Vous pouvez aussi faire vivre la routine sans forcément la nommer au départ. Puis, après coup, montrez à votre enfant ce qu’il a déjà réussi :
“Regarde, tu as déjà fait trois étapes : tu t’es levé, tu t’es habillé, tu as pris ton petit-déjeuner.”
Cette façon de faire nourrit son sentiment de compétence. L’enfant voit qu’il est capable d’avancer dans la routine, même avec une petite aide.
Le soir, dans un moment calme, reprenez les cartes avec lui :
“Demain matin, on réessaie avec ces deux étapes-là.”
Gardez la même présentation plusieurs semaines. L’automatisation se construit progressivement, souvent sur 2 à 3 semaines, avec des ajustements simples et beaucoup de répétition.
À partir de quel âge une routine visuelle est-elle utile ?

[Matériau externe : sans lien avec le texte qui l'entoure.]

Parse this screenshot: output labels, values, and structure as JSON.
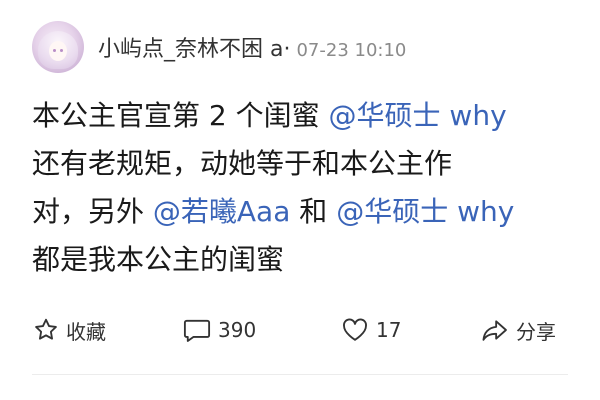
{
  "post": {
    "username": "小屿点_奈林不困 a·",
    "timestamp": "07-23 10:10",
    "content": [
      {
        "text": "本公主官宣第 2 个闺蜜 ",
        "mention": "@华硕士 why"
      },
      {
        "text": "还有老规矩，动她等于和本公主作",
        "mention": ""
      },
      {
        "text": "对，另外 ",
        "mention": "@若曦Aaa",
        "text2": " 和 ",
        "mention2": "@华硕士 why"
      },
      {
        "text": "都是我本公主的闺蜜",
        "mention": ""
      }
    ]
  },
  "actions": {
    "favorite_label": "收藏",
    "favorite_icon": "star-icon",
    "comment_count": "390",
    "comment_icon": "comment-icon",
    "like_count": "17",
    "like_icon": "heart-icon",
    "share_label": "分享",
    "share_icon": "share-icon"
  },
  "colors": {
    "mention": "#3a64b8",
    "text": "#1a1a1a",
    "timestamp": "#8a8a8a"
  }
}
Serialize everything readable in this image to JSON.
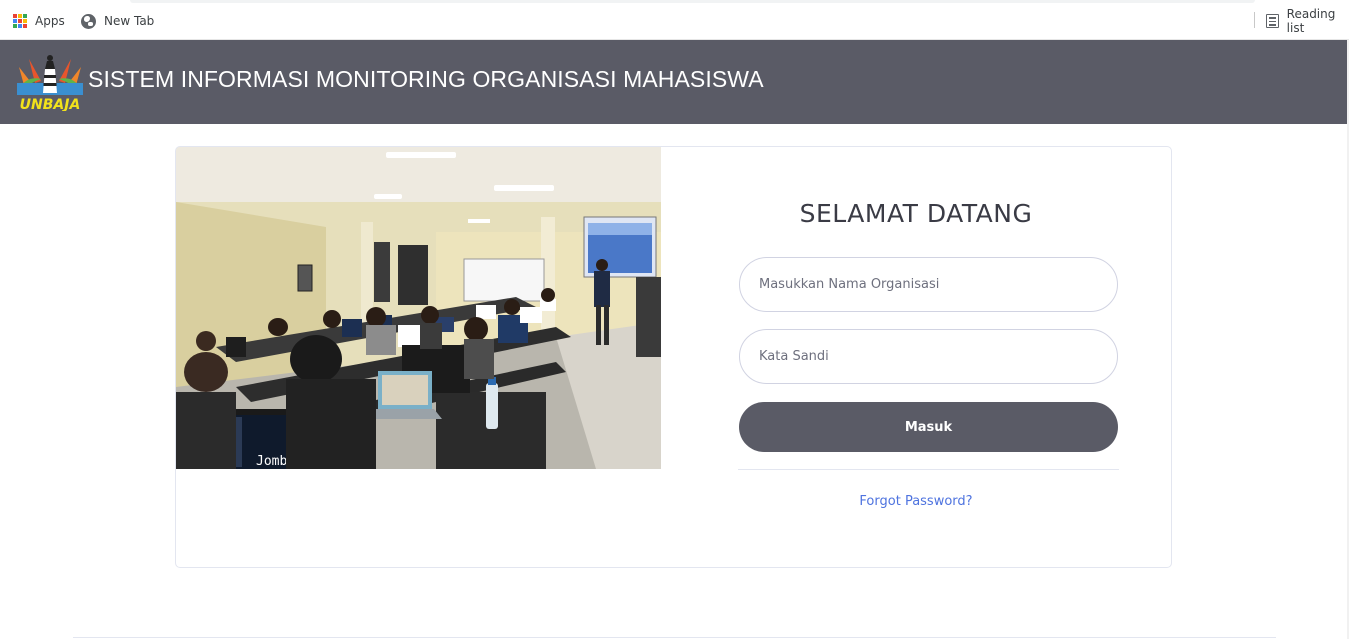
{
  "bookmarks": {
    "apps_label": "Apps",
    "newtab_label": "New Tab",
    "reading_label": "Reading list"
  },
  "header": {
    "logo_text": "UNBAJA",
    "title": "SISTEM INFORMASI MONITORING ORGANISASI MAHASISWA"
  },
  "login": {
    "welcome": "SELAMAT DATANG",
    "org_placeholder": "Masukkan Nama Organisasi",
    "password_placeholder": "Kata Sandi",
    "submit_label": "Masuk",
    "forgot_label": "Forgot Password?"
  },
  "photo": {
    "screen_text": "Jomblo"
  },
  "colors": {
    "header_bg": "#5a5b66",
    "button_bg": "#5a5b66",
    "link": "#4e73df",
    "logo_yellow": "#f2e21b"
  }
}
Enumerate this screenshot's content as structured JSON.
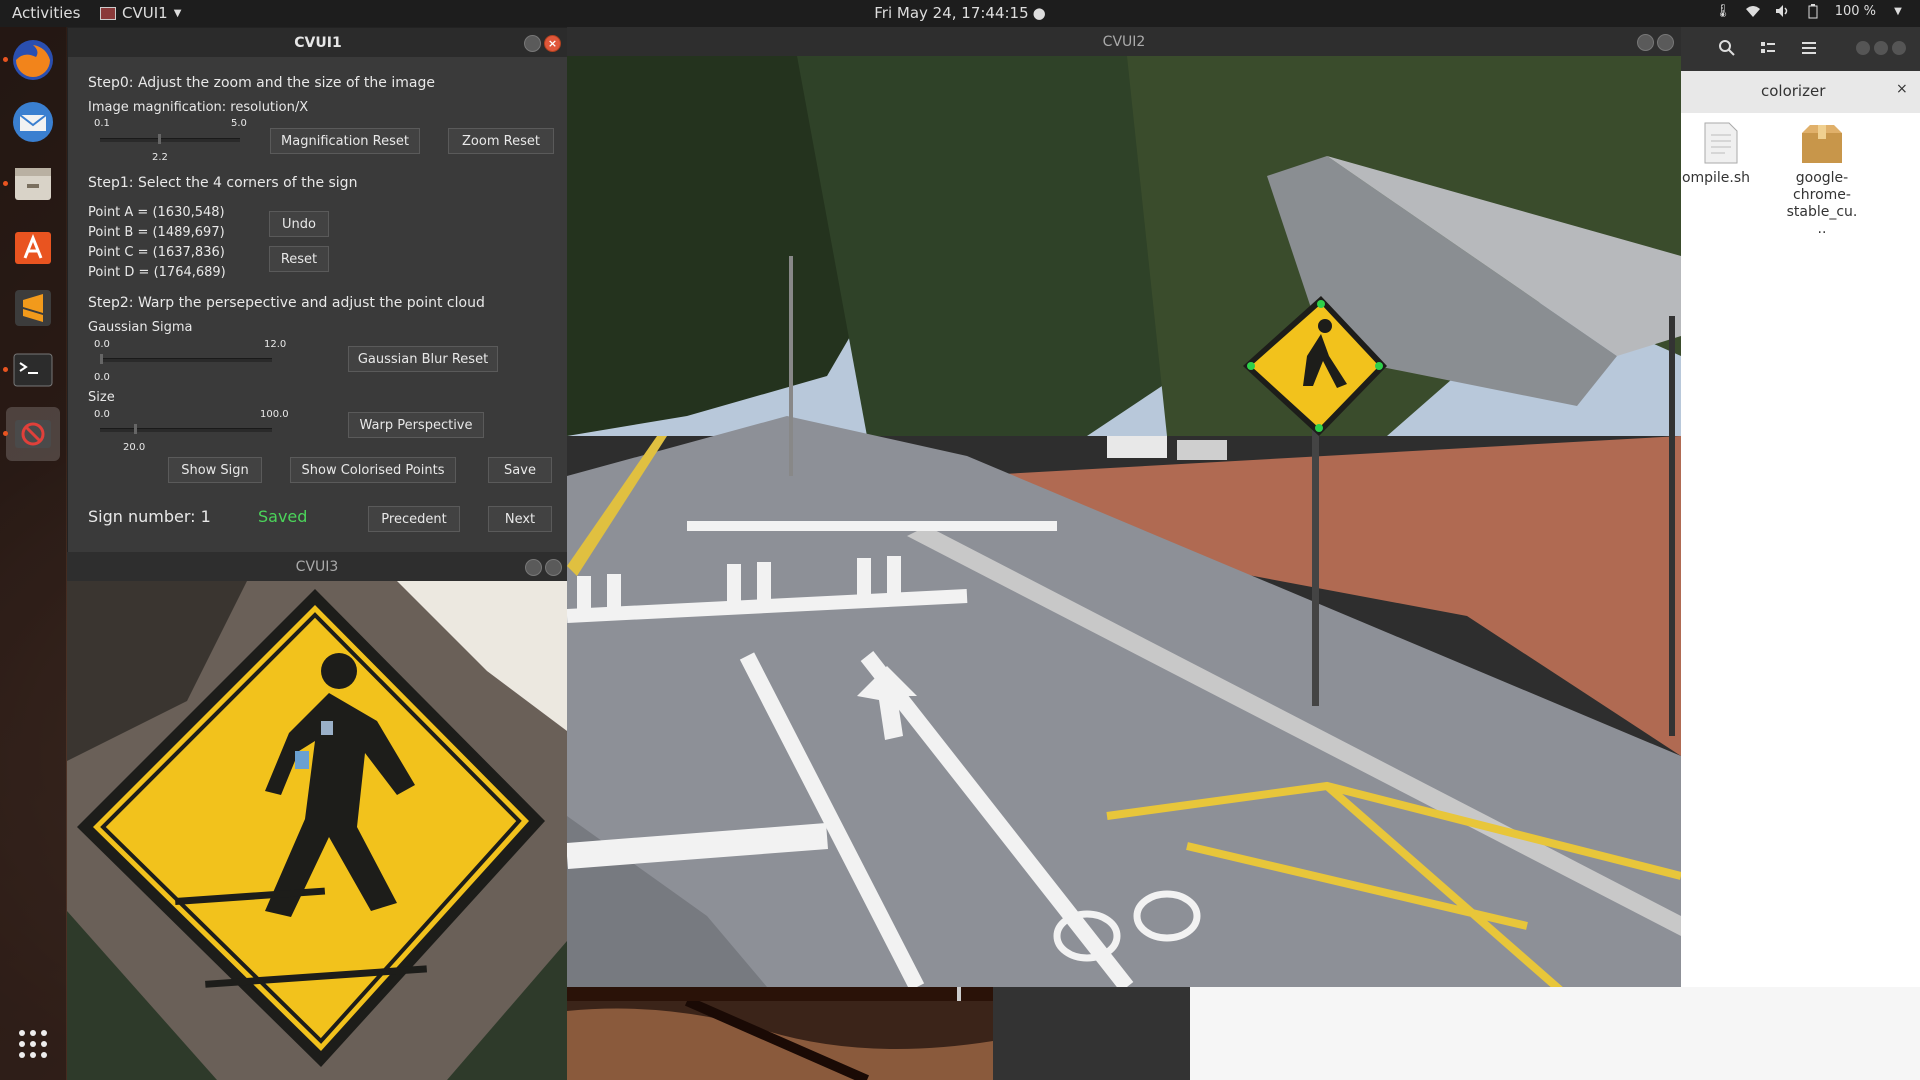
{
  "topbar": {
    "activities": "Activities",
    "app_menu": "CVUI1",
    "clock": "Fri May 24, 17:44:15",
    "battery": "100 %"
  },
  "dock": {
    "items": [
      "firefox",
      "thunderbird",
      "files",
      "software",
      "sublime-text",
      "terminal",
      "cvui-app",
      "show-apps"
    ]
  },
  "cvui1": {
    "title": "CVUI1",
    "step0": "Step0: Adjust the zoom and the size of the image",
    "magnification_label": "Image magnification: resolution/X",
    "mag_min": "0.1",
    "mag_max": "5.0",
    "mag_value": "2.2",
    "magnification_reset": "Magnification Reset",
    "zoom_reset": "Zoom Reset",
    "step1": "Step1: Select the 4 corners of the sign",
    "points": [
      "Point A = (1630,548)",
      "Point B = (1489,697)",
      "Point C = (1637,836)",
      "Point D = (1764,689)"
    ],
    "undo": "Undo",
    "reset": "Reset",
    "step2": "Step2: Warp the persepective and adjust the point cloud",
    "gaussian_label": "Gaussian Sigma",
    "gauss_min": "0.0",
    "gauss_max": "12.0",
    "gauss_value": "0.0",
    "gaussian_reset": "Gaussian Blur Reset",
    "size_label": "Size",
    "size_min": "0.0",
    "size_max": "100.0",
    "size_value": "20.0",
    "warp_perspective": "Warp Perspective",
    "show_sign": "Show Sign",
    "show_colorised": "Show Colorised Points",
    "save": "Save",
    "sign_number": "Sign number:  1",
    "saved": "Saved",
    "precedent": "Precedent",
    "next": "Next"
  },
  "cvui2": {
    "title": "CVUI2"
  },
  "cvui3": {
    "title": "CVUI3"
  },
  "files": {
    "tab_title": "colorizer",
    "items": [
      {
        "name": "ompile.sh"
      },
      {
        "name": "google-chrome-stable_cu..."
      }
    ]
  },
  "colors": {
    "saved_green": "#4bd45a",
    "accent_orange": "#e95420",
    "sign_yellow": "#f2c21c"
  }
}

Dès 3 ans, avec des pictogrammes simples. Pour les enfants plus grands, si le « jeu » ne les amuse plus, une liste écrite avec cases à cocher fonctionne tout aussi bien.
Faut-il une récompense à la fin de la routine ?
Oui, une reconnaissance verbale immédiate est une récompense. Cela valorise l’enfant et son estime de soi. Le circuit de la récompense est alimenté lorsque le parent verbalise les bons comportements.
Vous pouvez intégrer la routine dans un tableau de bons comportements également. Tous les outils de la méthode Barkley peuvent s’imbriquer ensemble ou s’utiliser séparément. Le tout c’est de les utiliser de la bonne façon.
Conclusion
Une routine matinale TDAH n’est pas une question de discipline mais de structure. En rendant visibles les étapes, en réduisant les décisions à prendre et en gardant un cadre stable, on compense ce que le cerveau TDAH ne peut pas fournir seul au réveil — et on réduit significativement les crises matinales.
C’est exactement l’esprit de l’accompagnement que je propose dans le programme Barkley : poser un cadre concret, adapté au fonctionnement réel de l’enfant, et non à ce qu’on voudrait qu’il soit.